Moments from a Wedding

Recently, I was at my first wedding in two years, oddly enough at the same location as the last one - which is pretty cool because it is on a lake surrounded by mountains. There are moments when I am not so caught up in the party inside my head, when I get to hear and see moments of grace. This was one of those nights and...

I heard a 4-year-old boy ask, "When are they going to Kiss?"

I met an Iranian woman who has only been in the U.S. a year and is making a career as a photographer, that, through broken english, said profoundly and intricately more about the Art of pictures in ten-minutes than books have said over a lifetime.

I saw the face of Redemption as two jr. high sweethearts with 20 years of painful and adventurous story behind them exchanged vows for the first time and it made more sense than any other marriage I've seen.

I heard from a man I've known from a distance as he talked of not ever having a context for the idea of God as Father (since he never knew his dad) and how surprised he is at how God meets him in ways He will be seen most.

I heard a dad's deep gratitude and pride as he talked about his son, the Groom, and how he saw so much redemption in the evening's celebration; having watched his son go through a previous marriage that ended in a heart-wrenching divorce - what divorce isn't heart-wrenching?

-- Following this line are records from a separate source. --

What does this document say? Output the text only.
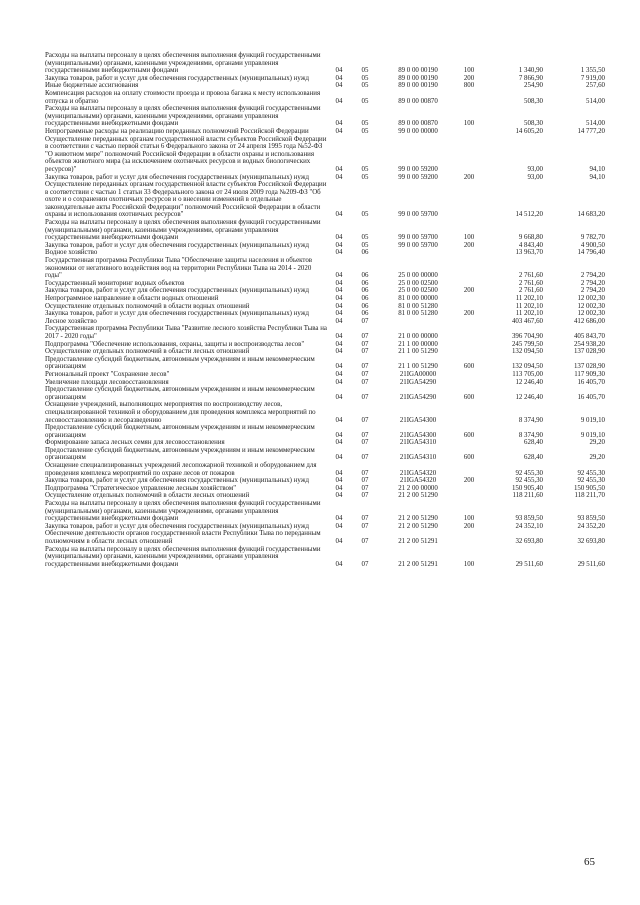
Расходы на выплаты персоналу в целях обеспечения выполнения функций государственными (муниципальными) органами, казенными учреждениями, органами управления государственными внебюджетными фондами	04	05	89 0 00 00190	100	1 340,90	1 355,50
Закупка товаров, работ и услуг для обеспечения государственных (муниципальных) нужд	04	05	89 0 00 00190	200	7 866,90	7 919,00
Иные бюджетные ассигнования	04	05	89 0 00 00190	800	254,90	257,60
Компенсация расходов на оплату стоимости проезда и провоза багажа к месту использования отпуска и обратно	04	05	89 0 00 00870	508,30	514,00
Расходы на выплаты персоналу в целях обеспечения выполнения функций государственными (муниципальными) органами, казенными учреждениями, органами управления государственными внебюджетными фондами	04	05	89 0 00 00870	100	508,30	514,00
Непрограммные расходы на реализацию переданных полномочий Российской Федерации	04	05	99 0 00 00000	14 605,20	14 777,20
Осуществление переданных органам государственной власти субъектов Российской Федерации в соответствии с частью первой статьи 6 Федерального закона от 24 апреля 1995 года №52-ФЗ "О животном мире" полномочий Российской Федерации в области охраны и использования объектов животного мира (за исключением охотничьих ресурсов и водных биологических ресурсов)"	04	05	99 0 00 59200	93,00	94,10
Закупка товаров, работ и услуг для обеспечения государственных (муниципальных) нужд	04	05	99 0 00 59200	200	93,00	94,10
Осуществление переданных органам государственной власти субъектов Российской Федерации в соответствии с частью 1 статьи 33 Федерального закона от 24 июля 2009 года №209-ФЗ "Об охоте и о сохранении охотничьих ресурсов и о внесении изменений в отдельные законодательные акты Российской Федерации" полномочий Российской Федерации в области охраны и использования охотничьих ресурсов"	04	05	99 0 00 59700	14 512,20	14 683,20
Расходы на выплаты персоналу в целях обеспечения выполнения функций государственными (муниципальными) органами, казенными учреждениями, органами управления государственными внебюджетными фондами	04	05	99 0 00 59700	100	9 668,80	9 782,70
Закупка товаров, работ и услуг для обеспечения государственных (муниципальных) нужд	04	05	99 0 00 59700	200	4 843,40	4 900,50
Водное хозяйство	04	06	13 963,70	14 796,40
Государственная программа Республики Тыва "Обеспечение защиты населения и объектов экономики от негативного воздействия вод на территории Республики Тыва на 2014 - 2020 годы"	04	06	25 0 00 00000	2 761,60	2 794,20
Государственный мониторинг водных объектов	04	06	25 0 00 02500	2 761,60	2 794,20
Закупка товаров, работ и услуг для обеспечения государственных (муниципальных) нужд	04	06	25 0 00 02500	200	2 761,60	2 794,20
Непрограммное направление в области водных отношений	04	06	81 0 00 00000	11 202,10	12 002,30
Осуществление отдельных полномочий в области водных отношений	04	06	81 0 00 51280	11 202,10	12 002,30
Закупка товаров, работ и услуг для обеспечения государственных (муниципальных) нужд	04	06	81 0 00 51280	200	11 202,10	12 002,30
Лесное хозяйство	04	07	403 467,60	412 686,00
Государственная программа Республики Тыва "Развитие лесного хозяйства Республики Тыва на 2017 - 2020 годы"	04	07	21 0 00 00000	396 704,90	405 843,70
Подпрограмма "Обеспечение использования, охраны, защиты и воспроизводства лесов"	04	07	21 1 00 00000	245 799,50	254 938,20
Осуществление отдельных полномочий в области лесных отношений	04	07	21 1 00 51290	132 094,50	137 028,90
Предоставление субсидий бюджетным, автономным учреждениям и иным некоммерческим организациям	04	07	21 1 00 51290	600	132 094,50	137 028,90
Региональный проект "Сохранение лесов"	04	07	21IGA00000	113 705,00	117 909,30
Увеличение площади лесовосстановления	04	07	21IGA54290	12 246,40	16 405,70
Предоставление субсидий бюджетным, автономным учреждениям и иным некоммерческим организациям	04	07	21IGA54290	600	12 246,40	16 405,70
Оснащение учреждений, выполняющих мероприятия по воспроизводству лесов, специализированной техникой и оборудованием для проведения комплекса мероприятий по лесовосстановлению и лесоразведению	04	07	21IGA54300	8 374,90	9 019,10
Предоставление субсидий бюджетным, автономным учреждениям и иным некоммерческим организациям	04	07	21IGA54300	600	8 374,90	9 019,10
Формирование запаса лесных семян для лесовосстановления	04	07	21IGA54310	628,40	29,20
Предоставление субсидий бюджетным, автономным учреждениям и иным некоммерческим организациям	04	07	21IGA54310	600	628,40	29,20
Оснащение специализированных учреждений лесопожарной техникой и оборудованием для проведения комплекса мероприятий по охране лесов от пожаров	04	07	21IGA54320	92 455,30	92 455,30
Закупка товаров, работ и услуг для обеспечения государственных (муниципальных) нужд	04	07	21IGA54320	200	92 455,30	92 455,30
Подпрограмма "Стратегическое управление лесным хозяйством"	04	07	21 2 00 00000	150 905,40	150 905,50
Осуществление отдельных полномочий в области лесных отношений	04	07	21 2 00 51290	118 211,60	118 211,70
Расходы на выплаты персоналу в целях обеспечения выполнения функций государственными (муниципальными) органами, казенными учреждениями, органами управления государственными внебюджетными фондами	04	07	21 2 00 51290	100	93 859,50	93 859,50
Закупка товаров, работ и услуг для обеспечения государственных (муниципальных) нужд	04	07	21 2 00 51290	200	24 352,10	24 352,20
Обеспечение деятельности органов государственной власти Республики Тыва по переданным полномочиям в области лесных отношений	04	07	21 2 00 51291	32 693,80	32 693,80
Расходы на выплаты персоналу в целях обеспечения выполнения функций государственными (муниципальными) органами, казенными учреждениями, органами управления государственными внебюджетными фондами	04	07	21 2 00 51291	100	29 511,60	29 511,60
65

They were the words of a dad that knows his son knows full well what he is getting into and stood beside him as his Best Man, as if to say "I believe in you and your heart, that's why I am here, son."

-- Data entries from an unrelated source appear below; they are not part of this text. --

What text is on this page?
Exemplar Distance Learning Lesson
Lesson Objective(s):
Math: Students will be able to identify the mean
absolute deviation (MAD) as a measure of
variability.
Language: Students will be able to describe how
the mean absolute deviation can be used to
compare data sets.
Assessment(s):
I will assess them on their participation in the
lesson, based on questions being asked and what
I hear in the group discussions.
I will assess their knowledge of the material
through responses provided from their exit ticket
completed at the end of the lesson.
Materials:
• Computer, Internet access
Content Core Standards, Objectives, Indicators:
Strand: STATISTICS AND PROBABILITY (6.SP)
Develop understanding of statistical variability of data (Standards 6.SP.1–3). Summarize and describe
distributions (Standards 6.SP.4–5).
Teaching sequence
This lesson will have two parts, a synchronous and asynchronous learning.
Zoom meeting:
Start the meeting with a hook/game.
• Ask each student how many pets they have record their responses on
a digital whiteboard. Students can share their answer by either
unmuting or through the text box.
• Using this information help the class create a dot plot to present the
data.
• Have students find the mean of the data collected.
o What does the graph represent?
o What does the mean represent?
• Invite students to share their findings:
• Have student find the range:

I watched that 4-year-old boy dance with uninhibited abandon and style surrounded by adults making us all understand what it means to dance in the first place.

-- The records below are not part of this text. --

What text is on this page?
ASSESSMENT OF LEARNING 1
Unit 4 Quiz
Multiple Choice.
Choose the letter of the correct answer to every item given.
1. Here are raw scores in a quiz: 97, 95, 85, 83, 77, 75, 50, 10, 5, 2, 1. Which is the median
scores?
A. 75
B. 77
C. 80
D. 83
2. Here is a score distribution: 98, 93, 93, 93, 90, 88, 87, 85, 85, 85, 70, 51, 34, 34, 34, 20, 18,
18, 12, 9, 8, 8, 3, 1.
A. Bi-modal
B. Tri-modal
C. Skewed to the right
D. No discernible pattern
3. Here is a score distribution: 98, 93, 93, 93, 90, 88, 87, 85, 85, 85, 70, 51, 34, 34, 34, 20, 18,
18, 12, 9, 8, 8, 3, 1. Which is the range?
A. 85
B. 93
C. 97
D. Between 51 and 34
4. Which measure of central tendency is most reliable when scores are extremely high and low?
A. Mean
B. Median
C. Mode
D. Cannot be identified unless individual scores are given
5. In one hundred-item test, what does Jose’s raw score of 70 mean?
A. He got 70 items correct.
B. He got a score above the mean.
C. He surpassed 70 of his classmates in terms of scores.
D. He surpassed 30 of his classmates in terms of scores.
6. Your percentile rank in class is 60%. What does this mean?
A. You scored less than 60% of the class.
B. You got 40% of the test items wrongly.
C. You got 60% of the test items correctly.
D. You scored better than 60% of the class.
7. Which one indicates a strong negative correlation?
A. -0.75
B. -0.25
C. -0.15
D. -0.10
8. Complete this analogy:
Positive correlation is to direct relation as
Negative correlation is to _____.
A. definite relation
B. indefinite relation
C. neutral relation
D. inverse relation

And morning came too early but not without rainfalls of gratitude for all that I saw, and all I heard, for being reminded that I was a 4-year-old-boy once, born with the same kind of reckless abandon, that I still am that boy in so many good ways; that redemption isn't just some battered old religious word because it is far too brilliant to be contained religiously; that I met an Iranian photographer, a fatherless man, a gently proud father; And weddings sometimes pinch a corner of reality, peeling it back to show what's on the Other side of the Sun.